The firm has branded its former employee’s allegations as “nothing more than petty slights and trivial inconveniences”.

CVC Capital Partners has dismissed claims made by former employee Lisa Lee of sexual discrimination and harassment at the firm.

In a filing at the US District Court for New York’s Southern District, CVC claimed that Lee had “fractured relationships with co-workers” and her employment termination was a result of a reshuffling of the firm’s investor relations team that involved the firing of another, male, managing director.

Responding to Lee’s allegation that the male managing director was also of Asian descent, it added that while he was of Indian descent, his replacement was of Egyptian descent.

CVC also said Lee was not promoted to senior managing director because of her “relative experience (she had only been promoted to managing director in 2012), performance and poor relationships with other team members”.
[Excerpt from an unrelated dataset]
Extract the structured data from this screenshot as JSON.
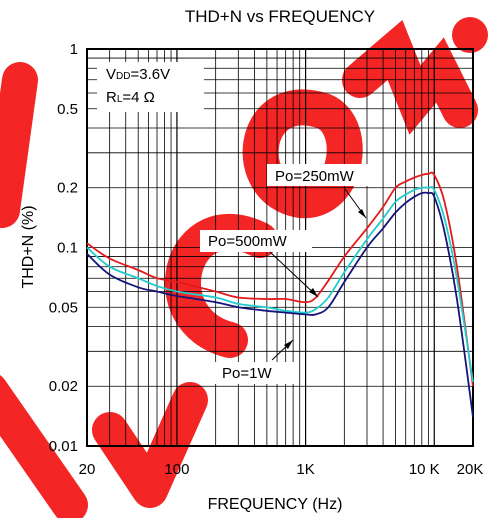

It claimed that, in the past decade, only one managing director in the investor relations team had been promoted to senior managing director, and that Lee’s compensation was the highest of any of the investor relations managing directors, male or female.

CVC added that while the firm hired an executive coach in September 2014 to work with Lee, this additional help did not have “any meaningful change” in her working relationships at the firm.

Regarding Lee’s claim that CVC tried to take away her accounts while she was on maternity leave in 2012, the firm said that at the time it was preparing to launch its “largest and most complex fundraising” and had sought Lee’s comments on its proposal for temporary coverage of her accounts while she was on leave. 

The firm also said that it had introduced Lee to investors when it agreed to relocate her from London to New York in 2009, because she did not have deep existing relationships with investors in North America.

Lee had also alleged that, when she left CVC, the firm denied her deferred compensation, claiming she was a “bad leaver”.

According to Lee, this resulted in her losing more than $10 million in equity compensation, as Private Funds Management reported in January. 

In response, CVC said that when Lee left she was reminded of the firm’s shareholder agreement terms, which stated that all unvested and two-thirds of vested shares would be forfeited if a person joined a competitor of CVC within two years of departure.

Lee, who is now a managing director of business development at the $45 billion Providence Equity Partners, says she joined Providence in a capacity “that is not competitive with CVC”.

CVC responded that Providence is “another private equity firm which is a direct competitor to CVC”.

In response to CVC’s filing, Lee’s legal counsel, Outten and Golden, said that the firm was trying to “rewrite history” by dismissing the complaint to cover up alleged gender discrimination, maternity leave violations and harassment by a male CVC employee.

Outten and Golden stated that Lee “will prove her claims” and demand a fair culture for women at CVC.